Mittwoch, 5. November 2025

Ararshratt Odnakorowdzhan (1876-1912)

 


Wuchs in Lapratka auf, dem zerstörtesten Teil des gerade zu Ende untergehenden Sinpustan. Kam 1892 nach Arenkord, und brachte dunkle Mystik mit. „Ich habe Angst um Gott, wie um ein Kind, das ich nicht beschützen kann“, schrieb er mit 20.  


Er strebte nach einer ontologischen Transzendentalversicherung, hielt „das Gerede vom Urvertrauen“ für infantil und sprach sich für den radikalen Kampf um die Bewahrung der Welt aus: „Ich bange um jeden Stein, um jeden Baum, und wenn ich einen Vogel sehe, bekomme ich einen Anfall von Ehrfurcht“. Was er von Eichhörnchen, Katzen und noch höheren Wesen hielt, konnte er nicht einmal in Worte fassen: „Dazu kann ich nur demütig schweigen“, schrieb er kurz vor seinem Tod. 

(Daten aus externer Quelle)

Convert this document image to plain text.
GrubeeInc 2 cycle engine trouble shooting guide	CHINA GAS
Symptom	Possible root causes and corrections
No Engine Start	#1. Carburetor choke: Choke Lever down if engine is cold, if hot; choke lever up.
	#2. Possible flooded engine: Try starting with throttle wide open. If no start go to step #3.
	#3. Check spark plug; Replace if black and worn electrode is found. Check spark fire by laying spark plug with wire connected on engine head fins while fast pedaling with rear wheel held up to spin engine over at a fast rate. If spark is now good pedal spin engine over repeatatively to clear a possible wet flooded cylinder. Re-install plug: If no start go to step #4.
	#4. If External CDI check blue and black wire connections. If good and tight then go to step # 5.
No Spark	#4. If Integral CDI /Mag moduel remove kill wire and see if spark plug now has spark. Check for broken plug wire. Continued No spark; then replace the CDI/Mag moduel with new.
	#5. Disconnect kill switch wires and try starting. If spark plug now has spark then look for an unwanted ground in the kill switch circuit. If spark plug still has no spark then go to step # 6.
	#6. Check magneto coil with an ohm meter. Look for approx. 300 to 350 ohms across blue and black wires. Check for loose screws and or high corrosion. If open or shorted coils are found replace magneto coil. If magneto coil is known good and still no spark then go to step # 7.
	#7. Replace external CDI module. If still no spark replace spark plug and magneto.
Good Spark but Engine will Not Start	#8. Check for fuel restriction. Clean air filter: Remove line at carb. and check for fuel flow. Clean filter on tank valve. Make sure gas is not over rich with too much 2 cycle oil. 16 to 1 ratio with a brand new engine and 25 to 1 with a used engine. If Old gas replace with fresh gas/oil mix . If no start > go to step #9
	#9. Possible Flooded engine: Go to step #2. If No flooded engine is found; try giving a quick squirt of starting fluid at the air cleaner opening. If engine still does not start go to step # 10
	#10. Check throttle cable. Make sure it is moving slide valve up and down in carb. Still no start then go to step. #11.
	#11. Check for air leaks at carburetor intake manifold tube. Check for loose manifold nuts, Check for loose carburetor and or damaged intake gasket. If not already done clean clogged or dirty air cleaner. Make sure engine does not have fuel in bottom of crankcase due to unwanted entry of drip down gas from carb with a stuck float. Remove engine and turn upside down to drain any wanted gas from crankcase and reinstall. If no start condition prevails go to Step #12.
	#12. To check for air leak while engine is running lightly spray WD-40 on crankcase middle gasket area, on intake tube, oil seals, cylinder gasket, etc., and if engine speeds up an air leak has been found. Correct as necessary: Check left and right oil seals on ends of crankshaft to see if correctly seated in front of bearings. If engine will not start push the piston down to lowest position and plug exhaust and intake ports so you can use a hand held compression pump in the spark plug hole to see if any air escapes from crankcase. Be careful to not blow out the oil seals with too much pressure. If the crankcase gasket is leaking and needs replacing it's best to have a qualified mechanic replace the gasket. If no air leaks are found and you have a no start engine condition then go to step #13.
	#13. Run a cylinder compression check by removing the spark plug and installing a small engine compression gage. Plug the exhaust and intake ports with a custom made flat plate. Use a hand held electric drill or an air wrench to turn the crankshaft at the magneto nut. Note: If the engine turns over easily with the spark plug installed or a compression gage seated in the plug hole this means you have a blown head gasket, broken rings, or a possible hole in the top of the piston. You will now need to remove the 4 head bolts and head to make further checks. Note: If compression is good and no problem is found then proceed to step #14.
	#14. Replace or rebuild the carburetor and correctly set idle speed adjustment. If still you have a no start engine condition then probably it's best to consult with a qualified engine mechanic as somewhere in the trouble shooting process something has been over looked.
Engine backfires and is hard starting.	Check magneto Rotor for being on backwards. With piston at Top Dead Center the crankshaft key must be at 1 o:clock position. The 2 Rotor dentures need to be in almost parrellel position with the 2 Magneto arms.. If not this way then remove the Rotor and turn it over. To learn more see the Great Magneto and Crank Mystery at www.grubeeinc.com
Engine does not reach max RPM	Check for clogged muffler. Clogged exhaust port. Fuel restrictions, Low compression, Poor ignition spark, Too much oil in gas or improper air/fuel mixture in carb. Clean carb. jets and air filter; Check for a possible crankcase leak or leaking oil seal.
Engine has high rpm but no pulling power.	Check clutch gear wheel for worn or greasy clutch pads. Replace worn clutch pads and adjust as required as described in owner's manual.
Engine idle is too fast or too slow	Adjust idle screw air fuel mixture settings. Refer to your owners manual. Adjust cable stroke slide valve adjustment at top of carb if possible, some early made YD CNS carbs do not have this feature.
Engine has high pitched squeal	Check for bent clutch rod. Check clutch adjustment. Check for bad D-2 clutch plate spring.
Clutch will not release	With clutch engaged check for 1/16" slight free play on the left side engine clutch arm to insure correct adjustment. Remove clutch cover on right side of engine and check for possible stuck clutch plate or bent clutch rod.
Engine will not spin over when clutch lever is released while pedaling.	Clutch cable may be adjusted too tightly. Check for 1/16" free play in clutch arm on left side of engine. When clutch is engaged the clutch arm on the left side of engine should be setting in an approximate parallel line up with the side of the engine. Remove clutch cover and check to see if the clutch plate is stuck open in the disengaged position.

Er sah unsere negentopische Welt als ein Reich absoluter Selbstzwecke an, und litt am Horror der Entweihung. Er warnte vor dem Untergang der Welt im absoluten Nihilismus, hielt den tierischen Sexualtrieb für eine ernsthafte Gefahr, die wir nicht unterschätzen sollten, und die uns psychisch wie ein Wahn befallen könnte. Das wäre das Ende der Liebe und damit das Ende der Welt.

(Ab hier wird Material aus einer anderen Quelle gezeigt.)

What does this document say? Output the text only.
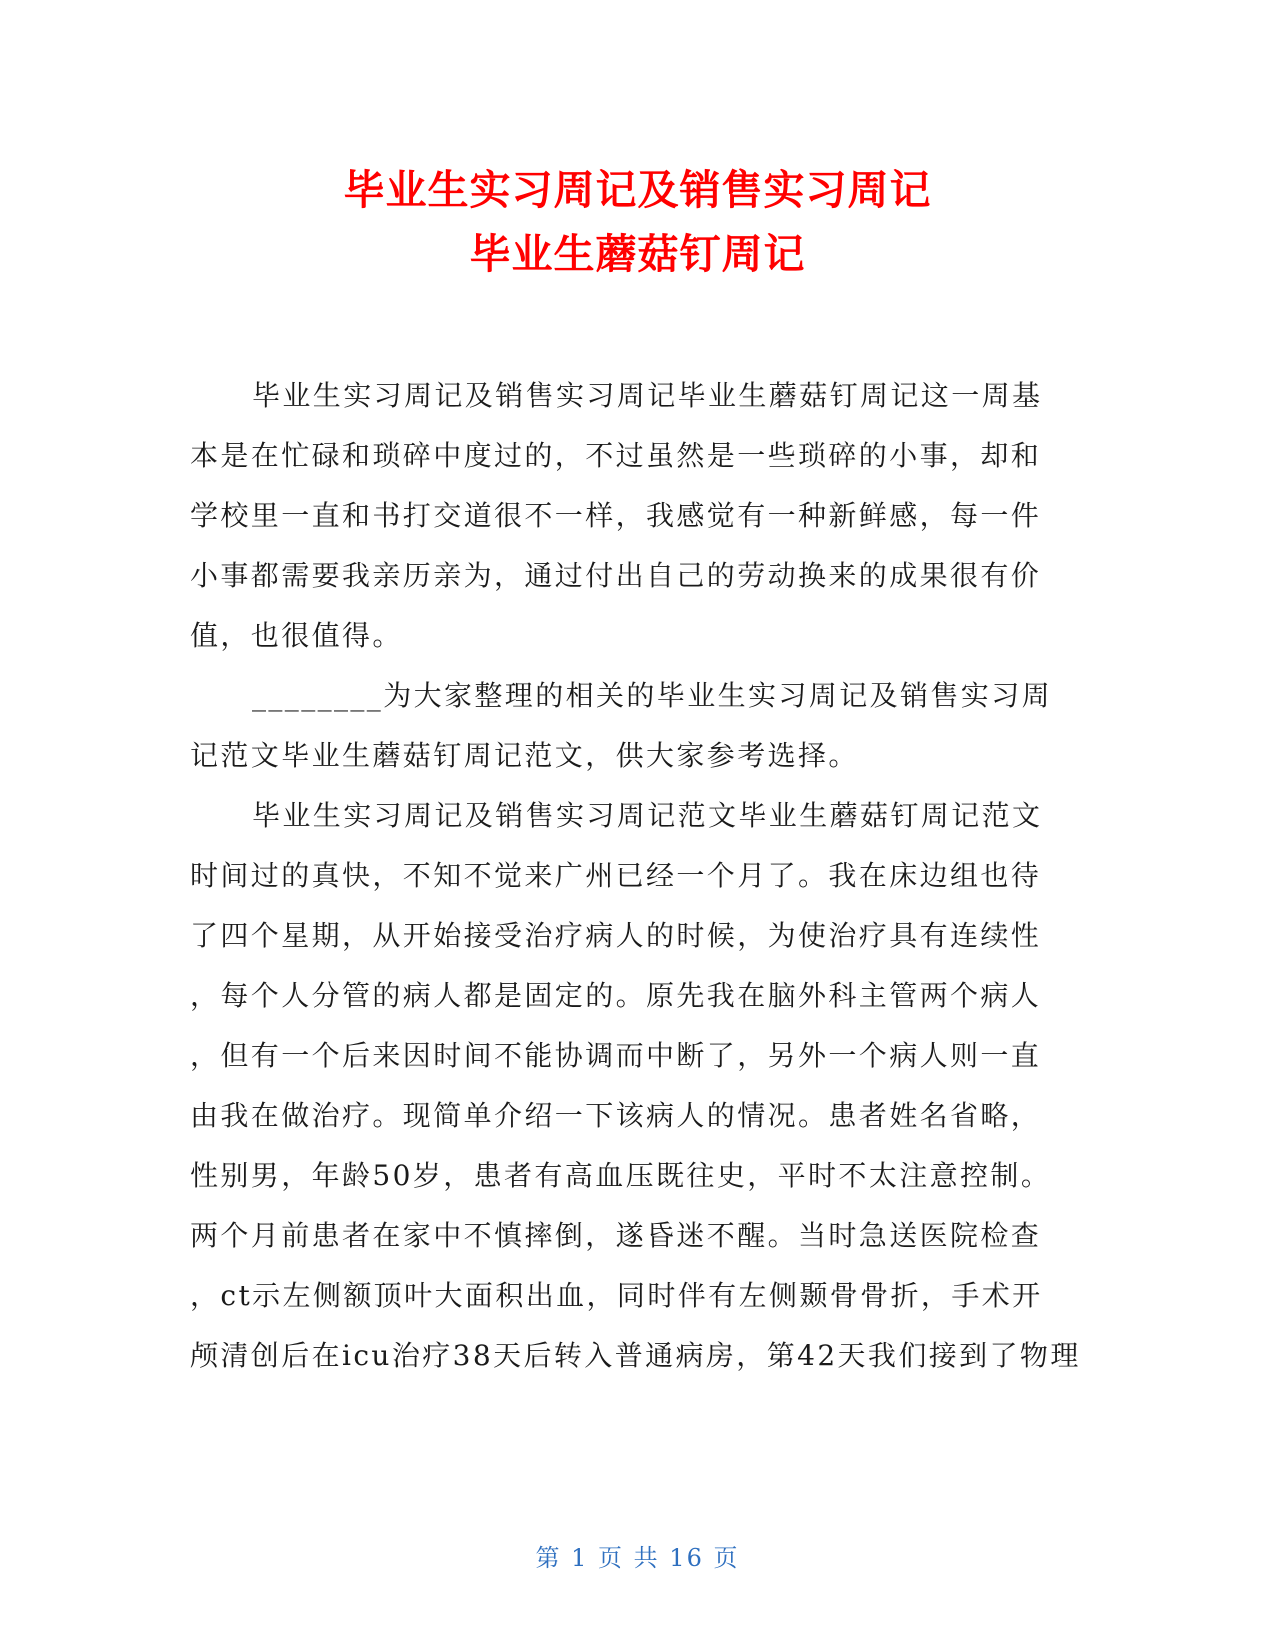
毕业生实习周记及销售实习周记
毕业生蘑菇钉周记
毕业生实习周记及销售实习周记毕业生蘑菇钉周记这一周基
本是在忙碌和琐碎中度过的，不过虽然是一些琐碎的小事，却和
学校里一直和书打交道很不一样，我感觉有一种新鲜感，每一件
小事都需要我亲历亲为，通过付出自己的劳动换来的成果很有价
值，也很值得。
________为大家整理的相关的毕业生实习周记及销售实习周
记范文毕业生蘑菇钉周记范文，供大家参考选择。
毕业生实习周记及销售实习周记范文毕业生蘑菇钉周记范文
时间过的真快，不知不觉来广州已经一个月了。我在床边组也待
了四个星期，从开始接受治疗病人的时候，为使治疗具有连续性
，每个人分管的病人都是固定的。原先我在脑外科主管两个病人
，但有一个后来因时间不能协调而中断了，另外一个病人则一直
由我在做治疗。现简单介绍一下该病人的情况。患者姓名省略，
性别男，年龄50岁，患者有高血压既往史，平时不太注意控制。
两个月前患者在家中不慎摔倒，遂昏迷不醒。当时急送医院检查
，ct示左侧额顶叶大面积出血，同时伴有左侧颞骨骨折，手术开
颅清创后在icu治疗38天后转入普通病房，第42天我们接到了物理
第 1 页 共 16 页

Hiite Ingret, 1839-1912 (Tagebuchauszüge):

25.8.1912. Vor fünf Tagen starb der Mystiker im Feenwald von Lileihi unter seinem Baum des Vertrauens. Halb so alt wie ich, doppelt so weise. Gott ist noch kindlicher als ein Kind, noch unschuldiger, und, nicht aber, allmächtiger als jeder abstrakte Allmachtbegriff. Das, nicht eine Radikalisierung von Gravelaines existenziellem Pessimismus, wird in seinem letzten Buch stehen. „Reinheit braucht keine ontologische Versicherung, sie ist allein sicher“, waren seine letzten Worte an mich in Finstern vor zwei Wochen.

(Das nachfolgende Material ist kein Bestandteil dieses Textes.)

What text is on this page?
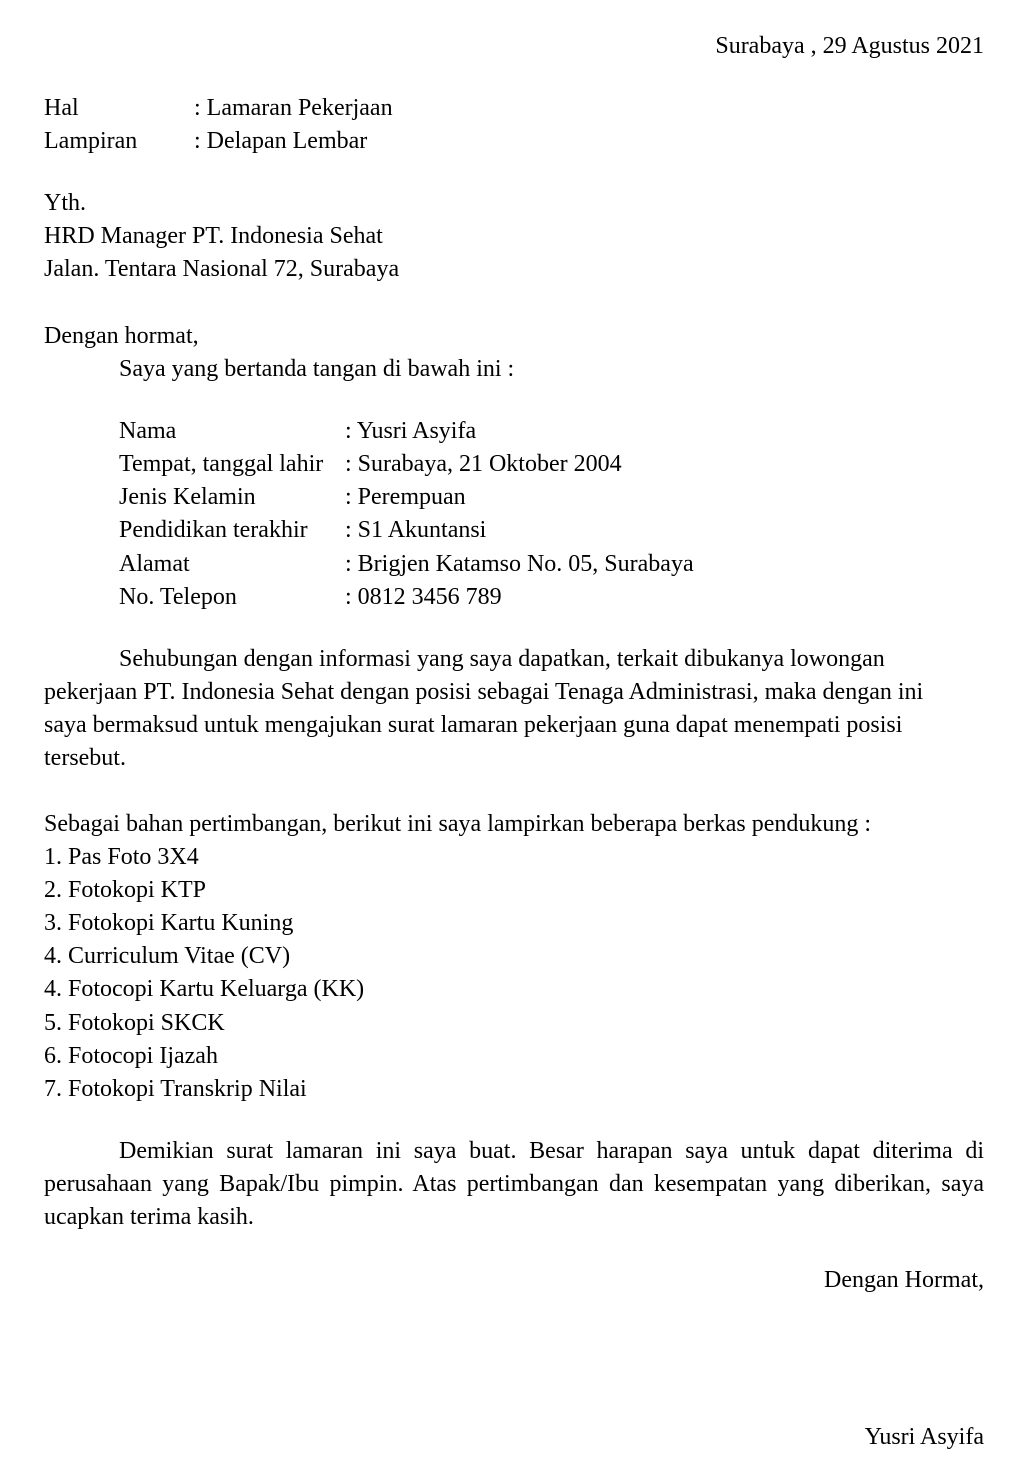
Surabaya , 29 Agustus 2021
Hal	: Lamaran Pekerjaan
Lampiran : Delapan Lembar
Yth.
HRD Manager PT. Indonesia Sehat
Jalan. Tentara Nasional 72, Surabaya
Dengan hormat,
Saya yang bertanda tangan di bawah ini :
Nama	: Yusri Asyifa
Tempat, tanggal lahir : Surabaya, 21 Oktober 2004
Jenis Kelamin	: Perempuan
Pendidikan terakhir : S1 Akuntansi
Alamat	: Brigjen Katamso No. 05, Surabaya
No. Telepon	: 0812 3456 789
Sehubungan dengan informasi yang saya dapatkan, terkait dibukanya lowongan
pekerjaan PT. Indonesia Sehat dengan posisi sebagai Tenaga Administrasi, maka dengan ini
saya bermaksud untuk mengajukan surat lamaran pekerjaan guna dapat menempati posisi
tersebut.
Sebagai bahan pertimbangan, berikut ini saya lampirkan beberapa berkas pendukung :
1. Pas Foto 3X4
2. Fotokopi KTP
3. Fotokopi Kartu Kuning
4. Curriculum Vitae (CV)
4. Fotocopi Kartu Keluarga (KK)
5. Fotokopi SKCK
6. Fotocopi Ijazah
7. Fotokopi Transkrip Nilai

Demikian surat lamaran ini saya buat. Besar harapan saya untuk dapat diterima di perusahaan yang Bapak/Ibu pimpin. Atas pertimbangan dan kesempatan yang diberikan, saya ucapkan terima kasih.

Dengan Hormat,
Yusri Asyifa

26.8.1912. Auch meine Zeit, in den Feenwald zu gehen, scheint anzubrechen. Einer der letzten frühen Morgen, das ist zu erahnen. Ich bin fast 73, und es ist keine Gier, dass ich noch leben will, es ist die Treue zum Sein, das Gespür der ontologischen Harmonie. Dieses Leben ist einfach meine Tasse Tee, wie es Kjelde lakonisch gesagt hätte, der trotz Pessimismus am Leben hing. In der Welt, in der ich gelebt habe, bedeutet Realismus etwas Besseres als selbst Optimismus; Kjelde sprach von möglichen Welten, in denen der Realist den Pessimisten noch für einen Optimisten gehalten hätte.

27.8.1912. Sie nennen es jetzt schon den „Schwarzen Montag“, HFX auf 39961 Punkte runter, und ich weiß nicht, und mir ist auch egal, wieviel ich verloren habe. Ich gehe mit gutem Gefühl auf meine letzte Reise, und wollte eigentlich im Krieg fallen oder beim Bergsteigen abstürzen. Ich hatte wohl zu viele Vorurteile, was den Alterstod angeht. Ich fühle mich wie kurz vor einer Neugeburt.